My smirk morphs to a grimace. I’m turning this into natives versus tourists again. But here the tourists are the locals, and I’m the odd one out.
“No thanks,” I say. “I’m all right on my own.”
He shrugs again. “Suit yourself. It’s your funeral.”
Dark words, but I hear a smile in his voice. Cute. Real freaking cute. I brush past him as I walk back to the others, away from the faint sound of flesh on metal at the end of the hall. Soon the deep voices of the baseball team arguing with Mr. Hopkins covers up those disturbing noises. I’m seated again before I realize I forgot to ask Adam which door it is that opens.
My hands are shaking now, maybe with hunger, maybe with stress. I lay them in my lap and lean back against the lockers, wishing I’d asked which door. Adam rejoins his friends but he’s many people away from me. I’ll wait until everyone slept again tonight and then try all the handles. Maybe at night whatever –whoever– is outside won’t see me sneak into a classroom. Maybe I could get out one of the windows and then I’d be free.

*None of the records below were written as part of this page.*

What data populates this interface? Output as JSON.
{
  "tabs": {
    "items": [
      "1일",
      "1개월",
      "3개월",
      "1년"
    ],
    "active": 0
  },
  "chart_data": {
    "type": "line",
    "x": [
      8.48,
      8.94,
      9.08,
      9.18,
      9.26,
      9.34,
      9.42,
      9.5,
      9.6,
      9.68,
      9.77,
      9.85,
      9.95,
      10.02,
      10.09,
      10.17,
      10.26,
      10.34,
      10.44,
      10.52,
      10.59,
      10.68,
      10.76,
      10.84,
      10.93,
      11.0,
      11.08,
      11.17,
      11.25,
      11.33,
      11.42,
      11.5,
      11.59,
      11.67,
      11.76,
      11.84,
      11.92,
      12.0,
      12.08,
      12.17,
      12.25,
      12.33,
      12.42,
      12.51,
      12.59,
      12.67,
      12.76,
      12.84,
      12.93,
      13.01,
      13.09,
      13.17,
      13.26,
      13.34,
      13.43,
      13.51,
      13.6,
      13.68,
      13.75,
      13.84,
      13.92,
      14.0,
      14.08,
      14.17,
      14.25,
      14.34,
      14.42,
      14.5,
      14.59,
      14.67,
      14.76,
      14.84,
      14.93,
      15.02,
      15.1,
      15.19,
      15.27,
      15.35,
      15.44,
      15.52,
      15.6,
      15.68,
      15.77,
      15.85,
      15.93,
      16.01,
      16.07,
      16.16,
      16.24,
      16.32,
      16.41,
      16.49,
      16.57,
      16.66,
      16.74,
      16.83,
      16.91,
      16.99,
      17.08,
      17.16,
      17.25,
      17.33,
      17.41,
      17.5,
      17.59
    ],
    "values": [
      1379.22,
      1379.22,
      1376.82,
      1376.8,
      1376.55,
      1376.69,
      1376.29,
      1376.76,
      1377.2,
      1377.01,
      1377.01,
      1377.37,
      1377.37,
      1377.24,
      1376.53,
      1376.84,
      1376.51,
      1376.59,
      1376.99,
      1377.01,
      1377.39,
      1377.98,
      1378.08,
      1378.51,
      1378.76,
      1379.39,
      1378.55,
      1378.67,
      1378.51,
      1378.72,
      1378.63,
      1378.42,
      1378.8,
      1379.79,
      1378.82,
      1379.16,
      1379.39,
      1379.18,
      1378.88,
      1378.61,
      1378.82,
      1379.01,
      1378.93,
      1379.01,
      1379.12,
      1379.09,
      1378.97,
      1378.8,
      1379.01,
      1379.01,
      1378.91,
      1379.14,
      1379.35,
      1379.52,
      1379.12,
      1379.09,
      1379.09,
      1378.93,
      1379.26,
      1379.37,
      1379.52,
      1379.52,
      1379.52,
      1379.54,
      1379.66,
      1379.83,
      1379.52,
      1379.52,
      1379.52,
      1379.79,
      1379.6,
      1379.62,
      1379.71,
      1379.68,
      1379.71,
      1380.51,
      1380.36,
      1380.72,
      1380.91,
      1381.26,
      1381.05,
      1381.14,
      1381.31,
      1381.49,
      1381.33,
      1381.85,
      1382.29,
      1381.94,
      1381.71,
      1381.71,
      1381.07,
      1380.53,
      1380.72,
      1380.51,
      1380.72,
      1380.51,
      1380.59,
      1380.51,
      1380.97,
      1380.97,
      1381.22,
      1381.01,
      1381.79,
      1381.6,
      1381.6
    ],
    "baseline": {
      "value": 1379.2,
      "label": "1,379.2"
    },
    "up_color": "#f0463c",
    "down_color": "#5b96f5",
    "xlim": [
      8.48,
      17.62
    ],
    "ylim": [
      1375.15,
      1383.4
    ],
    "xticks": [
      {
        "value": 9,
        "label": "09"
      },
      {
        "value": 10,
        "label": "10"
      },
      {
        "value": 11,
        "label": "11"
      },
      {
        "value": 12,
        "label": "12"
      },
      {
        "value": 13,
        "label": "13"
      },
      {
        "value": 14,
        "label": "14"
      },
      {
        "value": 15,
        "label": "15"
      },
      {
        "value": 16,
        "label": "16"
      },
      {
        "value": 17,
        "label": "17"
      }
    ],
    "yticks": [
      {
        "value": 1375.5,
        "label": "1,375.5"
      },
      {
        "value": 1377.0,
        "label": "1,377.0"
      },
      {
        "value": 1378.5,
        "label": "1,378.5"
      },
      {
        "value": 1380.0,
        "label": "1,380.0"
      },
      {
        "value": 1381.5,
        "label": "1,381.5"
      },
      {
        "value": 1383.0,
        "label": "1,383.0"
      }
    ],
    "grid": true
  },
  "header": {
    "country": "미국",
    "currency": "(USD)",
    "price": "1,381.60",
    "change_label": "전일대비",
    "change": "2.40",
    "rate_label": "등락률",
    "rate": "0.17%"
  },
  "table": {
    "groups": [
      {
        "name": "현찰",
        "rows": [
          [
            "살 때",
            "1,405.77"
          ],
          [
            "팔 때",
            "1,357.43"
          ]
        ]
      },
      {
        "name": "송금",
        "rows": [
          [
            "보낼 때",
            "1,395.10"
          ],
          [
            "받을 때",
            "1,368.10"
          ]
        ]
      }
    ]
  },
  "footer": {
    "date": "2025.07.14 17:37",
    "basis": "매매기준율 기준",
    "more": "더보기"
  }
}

I try, as I have tried for the past two days, to mentally figure out where exactly we are on campus. I’ve only been here for a month, and Norton High School is still a confusing maze to me. I get lost at least once a day. Got lost. There were no misleading corridors to navigate now. Not in this hallway.

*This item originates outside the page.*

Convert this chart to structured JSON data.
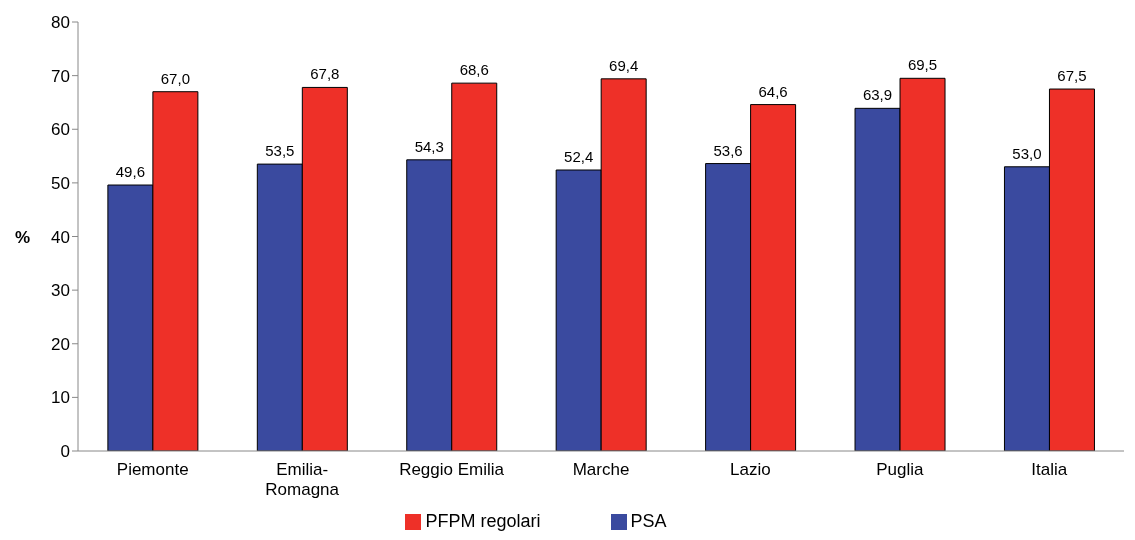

Norton is a large school, largest for a hundred miles, the administrator told me, pink lip gloss on her front teeth as she smiled at me during the tour my first day. She bragged all about their award-winning sports teams and new, Olympic-sized swimming pool. With their rate of college-acceptances apparently I was in for an excellent education. Much better than-
She’d stopped mid-sentence, high heels clicking over the white tile floors. My sneakers shuffle after her, the sounds of our feet the only noise for a second before she recovers. I know what she’d been about to say. I knew Hawaii had one of the poorest school systems in the nation, but that didn’t mean I wasn’t going to take offense. I wondered if she thought I was stupid, infinitely less intelligent than the bright-eyed, blond boys and girls filling the classrooms, each class size capped at at a luxurious twenty-nine.
By the time we’d trekked through all three levels and visited each detached building and even walked by the football stadium, I was nauseous not only with fear at the size of the place, but with disgust. I didn’t belong here.

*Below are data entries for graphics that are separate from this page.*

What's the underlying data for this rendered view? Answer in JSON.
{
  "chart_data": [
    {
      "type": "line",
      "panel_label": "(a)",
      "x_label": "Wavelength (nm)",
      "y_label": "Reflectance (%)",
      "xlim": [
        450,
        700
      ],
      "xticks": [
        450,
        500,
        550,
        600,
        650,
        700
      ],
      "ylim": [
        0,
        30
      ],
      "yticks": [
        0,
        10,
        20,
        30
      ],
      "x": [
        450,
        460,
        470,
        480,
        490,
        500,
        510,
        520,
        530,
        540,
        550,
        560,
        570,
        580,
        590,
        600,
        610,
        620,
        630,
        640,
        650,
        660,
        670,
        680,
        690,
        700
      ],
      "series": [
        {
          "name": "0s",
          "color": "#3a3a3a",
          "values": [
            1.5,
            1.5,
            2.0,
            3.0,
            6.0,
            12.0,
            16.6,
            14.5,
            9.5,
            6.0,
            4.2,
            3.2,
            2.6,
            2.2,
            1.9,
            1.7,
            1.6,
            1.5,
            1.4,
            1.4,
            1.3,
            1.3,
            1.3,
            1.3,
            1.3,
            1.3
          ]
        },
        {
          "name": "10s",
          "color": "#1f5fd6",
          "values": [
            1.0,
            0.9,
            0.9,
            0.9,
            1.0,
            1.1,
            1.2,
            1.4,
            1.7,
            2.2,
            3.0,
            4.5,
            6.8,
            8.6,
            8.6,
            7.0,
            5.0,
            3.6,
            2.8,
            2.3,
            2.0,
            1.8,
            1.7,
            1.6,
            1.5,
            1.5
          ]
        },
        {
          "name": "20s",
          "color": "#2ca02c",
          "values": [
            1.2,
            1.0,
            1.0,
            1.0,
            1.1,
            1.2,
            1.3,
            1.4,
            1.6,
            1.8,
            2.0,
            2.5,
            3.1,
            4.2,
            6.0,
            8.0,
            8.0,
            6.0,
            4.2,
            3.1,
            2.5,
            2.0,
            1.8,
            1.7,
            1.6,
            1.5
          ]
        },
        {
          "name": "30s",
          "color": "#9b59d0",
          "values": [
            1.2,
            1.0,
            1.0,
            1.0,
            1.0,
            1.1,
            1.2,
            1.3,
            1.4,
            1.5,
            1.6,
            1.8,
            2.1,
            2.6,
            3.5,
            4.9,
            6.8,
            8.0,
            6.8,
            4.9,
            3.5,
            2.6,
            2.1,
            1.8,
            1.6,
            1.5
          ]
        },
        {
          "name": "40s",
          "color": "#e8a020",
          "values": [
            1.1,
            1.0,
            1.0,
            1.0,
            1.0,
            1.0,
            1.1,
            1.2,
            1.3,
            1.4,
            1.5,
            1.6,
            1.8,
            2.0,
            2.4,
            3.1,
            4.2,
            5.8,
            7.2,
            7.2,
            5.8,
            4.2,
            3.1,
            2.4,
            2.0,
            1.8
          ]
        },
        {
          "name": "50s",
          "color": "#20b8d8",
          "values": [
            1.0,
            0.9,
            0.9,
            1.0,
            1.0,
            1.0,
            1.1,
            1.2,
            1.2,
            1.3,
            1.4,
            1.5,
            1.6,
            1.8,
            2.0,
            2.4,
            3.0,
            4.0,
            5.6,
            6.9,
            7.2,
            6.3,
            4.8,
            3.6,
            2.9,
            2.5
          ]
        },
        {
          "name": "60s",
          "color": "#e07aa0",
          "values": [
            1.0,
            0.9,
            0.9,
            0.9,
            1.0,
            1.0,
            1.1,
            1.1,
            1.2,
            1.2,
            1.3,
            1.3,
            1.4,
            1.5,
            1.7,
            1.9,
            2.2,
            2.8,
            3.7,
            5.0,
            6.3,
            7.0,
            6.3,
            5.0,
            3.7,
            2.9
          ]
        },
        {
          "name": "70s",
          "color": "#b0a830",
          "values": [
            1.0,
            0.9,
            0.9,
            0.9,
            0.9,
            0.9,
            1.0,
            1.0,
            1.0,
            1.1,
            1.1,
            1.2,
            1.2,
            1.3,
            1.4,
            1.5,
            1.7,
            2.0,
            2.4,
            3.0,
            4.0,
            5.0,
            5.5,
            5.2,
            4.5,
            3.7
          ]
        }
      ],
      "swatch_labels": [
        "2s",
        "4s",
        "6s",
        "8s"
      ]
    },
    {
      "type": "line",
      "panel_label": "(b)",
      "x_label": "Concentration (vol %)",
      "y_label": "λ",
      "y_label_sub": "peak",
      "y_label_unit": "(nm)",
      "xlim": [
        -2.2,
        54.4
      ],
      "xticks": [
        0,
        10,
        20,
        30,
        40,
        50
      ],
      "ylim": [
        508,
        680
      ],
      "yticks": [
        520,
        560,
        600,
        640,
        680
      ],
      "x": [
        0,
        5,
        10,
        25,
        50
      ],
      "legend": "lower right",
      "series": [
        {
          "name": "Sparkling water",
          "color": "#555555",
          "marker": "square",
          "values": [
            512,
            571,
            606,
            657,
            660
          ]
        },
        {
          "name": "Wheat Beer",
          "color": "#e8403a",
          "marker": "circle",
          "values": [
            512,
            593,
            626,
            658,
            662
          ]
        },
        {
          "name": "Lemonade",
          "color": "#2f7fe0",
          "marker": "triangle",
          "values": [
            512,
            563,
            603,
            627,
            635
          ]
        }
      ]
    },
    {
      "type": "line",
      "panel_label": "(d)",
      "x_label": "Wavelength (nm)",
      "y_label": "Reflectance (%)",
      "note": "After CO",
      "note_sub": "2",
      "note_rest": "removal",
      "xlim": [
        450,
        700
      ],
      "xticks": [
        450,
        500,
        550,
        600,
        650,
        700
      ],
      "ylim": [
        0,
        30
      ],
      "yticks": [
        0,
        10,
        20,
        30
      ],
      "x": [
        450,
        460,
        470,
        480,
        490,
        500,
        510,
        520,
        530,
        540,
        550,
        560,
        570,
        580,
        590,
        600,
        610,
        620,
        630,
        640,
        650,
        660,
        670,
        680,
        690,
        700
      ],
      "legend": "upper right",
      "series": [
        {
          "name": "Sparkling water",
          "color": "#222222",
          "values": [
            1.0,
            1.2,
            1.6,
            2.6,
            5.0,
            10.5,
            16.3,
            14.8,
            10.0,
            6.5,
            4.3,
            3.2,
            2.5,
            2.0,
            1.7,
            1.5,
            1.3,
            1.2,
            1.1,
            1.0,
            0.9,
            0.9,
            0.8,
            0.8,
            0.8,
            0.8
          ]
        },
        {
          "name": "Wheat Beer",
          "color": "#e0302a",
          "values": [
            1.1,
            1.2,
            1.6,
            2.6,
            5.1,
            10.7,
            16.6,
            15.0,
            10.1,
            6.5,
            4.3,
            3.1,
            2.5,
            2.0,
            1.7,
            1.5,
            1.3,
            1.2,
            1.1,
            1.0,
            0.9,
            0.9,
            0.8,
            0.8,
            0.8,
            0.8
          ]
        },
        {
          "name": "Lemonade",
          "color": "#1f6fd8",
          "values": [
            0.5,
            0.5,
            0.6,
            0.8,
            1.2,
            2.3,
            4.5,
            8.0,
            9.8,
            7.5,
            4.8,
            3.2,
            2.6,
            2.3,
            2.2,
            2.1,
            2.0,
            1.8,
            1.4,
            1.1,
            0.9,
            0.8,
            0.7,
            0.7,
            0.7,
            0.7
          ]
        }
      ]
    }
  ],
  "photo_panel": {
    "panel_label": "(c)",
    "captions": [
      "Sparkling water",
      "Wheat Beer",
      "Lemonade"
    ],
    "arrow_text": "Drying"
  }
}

Which hall are we in now? I wonder for the umpteenth time. Detention had been in the cafeteria, so they had room to fit us all, but after the announcement on the loudspeaker we’d been herded someplace else, quickly joined by some of the sports teams pulled off the fields. I was too frustrated and angry at being locked up to pay attention to where we were going. There are other halls like this, barricaded somewhere inside Norton. There have to be. More teachers, more kids in sports. Maybe after-school clubs.
But that doesn’t matter. Why am I even thinking about other students? Lack of food is making me woozy, but I have to focus. Getting out is my mission. Away from these people, away from this place. Wait until dark.
That’s right. I close my eyes again, trying to nap and escape all this. Wait.
At the head of the hallway, one jock shoves another and I put my hands over my ears, reluctantly opening my eyes to watch them. One of the softball girls has leaped to her feet and is yelling for them to stop. The other jocks get in on the fight, pushing back one of the boys.
“Give us the key, Hopkins!”
My heart thuds with excitement. Have they finally snapped?
“Stand down, Aarons,” Mr. Hopkins says, voice low but loud, cutting through air frayed with nerves.
“The key,” the boy insists, and his friends advance.
I don’t really see what happens; there’s too many boys in the crowd. But I hear it well enough. We all do.